I wonder what the cause of that kind of blindness is.

  • That problem is not clearly stated, so if you’re pasting that into an AI verbatim you won’t get the answer you’re looking for.

    My guess is: first move the weights to the middle, and only then remove them.

    However “weights” and “bar” might confuse both machines and people into thinking that this is related to weight lifting, where there’s two stops on the bar preventing the weights from being moved to the middle.

    • The problem is stated clearly enough that humans that we ask the question of will sooner or later see that there is an optimum and that that optimum relies on understanding.

      And no, the problem is not 'not clearly stated'. It is complete as it is and you are wrong about your guess.
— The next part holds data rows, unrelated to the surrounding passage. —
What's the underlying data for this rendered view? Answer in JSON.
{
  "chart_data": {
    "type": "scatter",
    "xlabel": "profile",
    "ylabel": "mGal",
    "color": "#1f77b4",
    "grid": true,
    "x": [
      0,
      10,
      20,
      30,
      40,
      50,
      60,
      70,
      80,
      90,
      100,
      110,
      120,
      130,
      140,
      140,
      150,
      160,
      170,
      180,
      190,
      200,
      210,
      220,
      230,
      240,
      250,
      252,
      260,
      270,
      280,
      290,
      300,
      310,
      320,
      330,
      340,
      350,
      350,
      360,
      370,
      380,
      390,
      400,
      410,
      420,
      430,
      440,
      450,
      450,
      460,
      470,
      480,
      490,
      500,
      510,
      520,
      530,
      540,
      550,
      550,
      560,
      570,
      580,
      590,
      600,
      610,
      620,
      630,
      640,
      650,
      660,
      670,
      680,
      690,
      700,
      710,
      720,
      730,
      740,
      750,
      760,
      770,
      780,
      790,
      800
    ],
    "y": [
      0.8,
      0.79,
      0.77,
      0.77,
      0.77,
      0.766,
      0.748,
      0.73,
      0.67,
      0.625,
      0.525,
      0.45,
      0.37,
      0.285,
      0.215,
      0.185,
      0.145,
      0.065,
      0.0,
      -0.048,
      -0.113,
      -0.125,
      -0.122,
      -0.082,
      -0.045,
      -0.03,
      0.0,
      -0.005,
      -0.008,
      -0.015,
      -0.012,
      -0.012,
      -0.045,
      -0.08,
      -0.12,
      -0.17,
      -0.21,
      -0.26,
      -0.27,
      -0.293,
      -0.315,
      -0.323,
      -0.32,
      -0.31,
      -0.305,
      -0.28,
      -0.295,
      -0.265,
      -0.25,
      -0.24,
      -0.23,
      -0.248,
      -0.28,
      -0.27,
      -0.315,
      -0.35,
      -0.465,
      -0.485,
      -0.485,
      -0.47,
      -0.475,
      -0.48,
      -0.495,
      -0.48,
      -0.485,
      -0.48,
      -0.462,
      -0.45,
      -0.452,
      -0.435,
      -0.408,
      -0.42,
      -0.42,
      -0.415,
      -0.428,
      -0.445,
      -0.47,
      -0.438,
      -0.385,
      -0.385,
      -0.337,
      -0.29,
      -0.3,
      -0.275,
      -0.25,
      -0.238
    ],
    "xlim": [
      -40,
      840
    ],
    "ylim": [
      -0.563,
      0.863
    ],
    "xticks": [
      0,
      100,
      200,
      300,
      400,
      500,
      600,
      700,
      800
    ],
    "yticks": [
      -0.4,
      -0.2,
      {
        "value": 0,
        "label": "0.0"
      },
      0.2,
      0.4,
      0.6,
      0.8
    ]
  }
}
      And if machines and people think this is related to weight lifting then they're free to ask follow up questions. But even in the weight lifting case the answer is the same.

      5 replies →

  • The problem is unclear. I think you have a labelled graph G=(V, E) with labels c:V->R, such that each node in V consists of a triple (L, R, S) where L is a sequence of weights are on the left, R is a sequence of weights that are on the right, and S is a set of weight that have been taken off. Define c(L, R, S) to be the centre of mass. Introduce an undirected edge e={(L, R, S), (L', R', S')} between (L, R, S) and (L', R', S') either if (i) (L', R', S') results from taking the first weight off L and adding it to S, or (ii) (L', R', S') results from taking the first weight off R and adding it to S, or (iii) (L', R', S') results from taking a weight from W and adding it to L, or (iv) (L', R', S') results from taking a weight from W and adding it to R.

    There is a starting node (L_0, R_0, {}) and an ending node ({}, {}, W) , with the latter having L=R={}.

    I think you're trying to find the path (L_n, R_n, S_n) from the starting node to the ending node that minimises the maximum absolute value of c(L_n, R_n, S_n).

    I won't post a solution, as requested.

In other words, LLMs work best when *you are absolutely right" and "this is a very insightful question" are actually true.

Lots of users seem to think LLM's think and reason so this sounds wonderful. A mechanical process isn't thinking, certainly it does NOT mirror human thinking. The processes being altogether different.

The proof is ai generated?

  • Eh? The text reads:

    "Aristotle integrates three main components: a Lean proof search system, an informal reasoning system that generates and formalizes lemmas, and a dedicated geometry solver"

    Not saying it's not an amazing setup, i just don't understand the word "AI" being used like this when it's the setup / system that's brilliant in conjunction with absolute experts.

Do you have any idea how many people here have paychecks that depend on the hype, or hope to be in that position? They were the same way for Crypto until it stopped being part of the get-rich-quick dream.

> Ie. they mirror the intellect of the user but give you big dopamine hits that'll lead you astray.

This hits so true to home. Just today in my field a manager without expertise in a topic gave me an AI solution to something I am an expertise in. The AI was very plainly and painfully wrong, but it comes down to the user prompting really poorly. When I gave a el formulated prompt to the same topic, I got the correct answer on the first go.

"the more interesting capability revealed by these events is the ability to rapidly write and rewrite new versions of a text as needed, even if one was not the original author of the argument." From the Tao thread. The ability to quickly iterate on research is a big change because "This is sharp contrast to existing practice where....large-scale reworking of the paper often avoided due both to the work required and the large possibility of introducing new errors."